The rules for autonomous cars in the US are being updated, with the NHTSA announcing an overhaul that addresses driverless vehicles with no traditional controls, and AVs that aren't designed to carry people at all. Billed by the National Highway Traffic Safety Administration as an "historic step" that should help remove regulatory barriers to deploying autonomous vehicles, it also exempts some types of AV from certain crash-testing.

Part of the challenge for the changes has been nomenclature, since the original rules were written with a specific "driver's seat" in mind. That seat would have access to manual controls, but in an autonomous vehicle those controls would – either permanently or while the AV is in self-driving mode – not be present.

As a result, the NHTSA moved to consider all front seating positions as "front outboard passenger seats" and thus have to meet the requirements for that position.

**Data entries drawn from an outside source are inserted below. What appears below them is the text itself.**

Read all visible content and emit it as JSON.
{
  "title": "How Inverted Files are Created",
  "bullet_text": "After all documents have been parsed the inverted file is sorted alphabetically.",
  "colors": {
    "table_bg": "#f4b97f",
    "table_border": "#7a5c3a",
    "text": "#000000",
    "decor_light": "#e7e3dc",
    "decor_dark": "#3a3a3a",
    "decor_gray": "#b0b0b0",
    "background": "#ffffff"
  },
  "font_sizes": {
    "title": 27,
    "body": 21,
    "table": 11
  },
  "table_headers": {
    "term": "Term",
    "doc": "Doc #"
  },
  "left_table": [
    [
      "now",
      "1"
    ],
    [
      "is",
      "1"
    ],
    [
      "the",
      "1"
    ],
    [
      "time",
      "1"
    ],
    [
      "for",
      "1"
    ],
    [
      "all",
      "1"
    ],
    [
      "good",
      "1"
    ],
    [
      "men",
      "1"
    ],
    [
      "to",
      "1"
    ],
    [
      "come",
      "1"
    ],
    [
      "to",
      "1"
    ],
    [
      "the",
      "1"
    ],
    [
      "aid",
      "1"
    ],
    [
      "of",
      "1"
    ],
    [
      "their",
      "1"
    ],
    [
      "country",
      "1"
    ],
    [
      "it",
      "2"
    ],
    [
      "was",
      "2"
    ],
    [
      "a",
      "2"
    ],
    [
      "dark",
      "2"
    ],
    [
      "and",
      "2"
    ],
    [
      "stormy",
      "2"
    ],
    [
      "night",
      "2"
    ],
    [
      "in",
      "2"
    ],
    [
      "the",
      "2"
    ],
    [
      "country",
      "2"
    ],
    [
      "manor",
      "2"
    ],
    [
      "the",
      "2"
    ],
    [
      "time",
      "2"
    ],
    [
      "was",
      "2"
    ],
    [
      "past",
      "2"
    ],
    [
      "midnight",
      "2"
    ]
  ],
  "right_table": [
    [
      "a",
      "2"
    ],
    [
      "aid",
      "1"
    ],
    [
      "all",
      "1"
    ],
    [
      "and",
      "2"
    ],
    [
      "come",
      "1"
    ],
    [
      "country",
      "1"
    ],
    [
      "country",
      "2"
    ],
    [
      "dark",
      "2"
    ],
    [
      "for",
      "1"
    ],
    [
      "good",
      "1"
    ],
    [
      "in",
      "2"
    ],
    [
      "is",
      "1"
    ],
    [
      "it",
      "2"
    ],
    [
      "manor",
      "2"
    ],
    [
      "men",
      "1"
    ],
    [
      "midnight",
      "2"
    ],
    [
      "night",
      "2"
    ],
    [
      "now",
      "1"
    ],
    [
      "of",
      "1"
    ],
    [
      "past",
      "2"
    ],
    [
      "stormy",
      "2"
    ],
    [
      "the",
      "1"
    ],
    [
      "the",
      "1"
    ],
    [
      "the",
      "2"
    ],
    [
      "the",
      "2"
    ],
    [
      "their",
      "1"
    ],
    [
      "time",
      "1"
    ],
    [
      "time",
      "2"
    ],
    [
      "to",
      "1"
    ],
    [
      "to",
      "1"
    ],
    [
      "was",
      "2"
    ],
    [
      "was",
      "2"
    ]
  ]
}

That includes the provision of advanced air bags, made more complex by the fact that a child – for which air bags are typically deactivated under the certain weight, for safety reasons – could be sitting in either front position. AVs will need sensors for that deactivation process, and individual indicator lights, or "telltales," which show the status of each position's airbag.

For autonomous vehicles not designed to carry human passengers, meanwhile – such as delivery pods – the rules are being changed too. Rather than force such vehicles to go through unnecessary crash testing, since they're currently classified as trucks, the rules will be modified so as to be more appropriate for the hardware that's actually installed. For example, autonomous delivery vehicles won't have to meet windshield glass test standards if they don't actually have glass panels.

Still, despite the changes, there's still more work ahead. For a start, the NHTSA says it focused on "conventional" seating arrangements in occupied autonomous vehicles: that is, forward-facing front seats. However "additional research is necessary to understand and address different safety risks posed by vehicles with unconventional seating arrangements," the agency says.

That's going to be important for a number of AVs we've seen announced over the past couple of years. Cruise's Origin, for example, has two banks of seating that face each other; Amazon-backed Zoox goes one step further, with its pod designed to drive just as fast in either direction, rather than having a fixed "front" to the AV.

Similarly, the way AVs should be equipped to accommodate the specific needs of riders with disabilities still needs investigation, the NHTSA says. That could include audible or haptic warnings about which safety systems are active.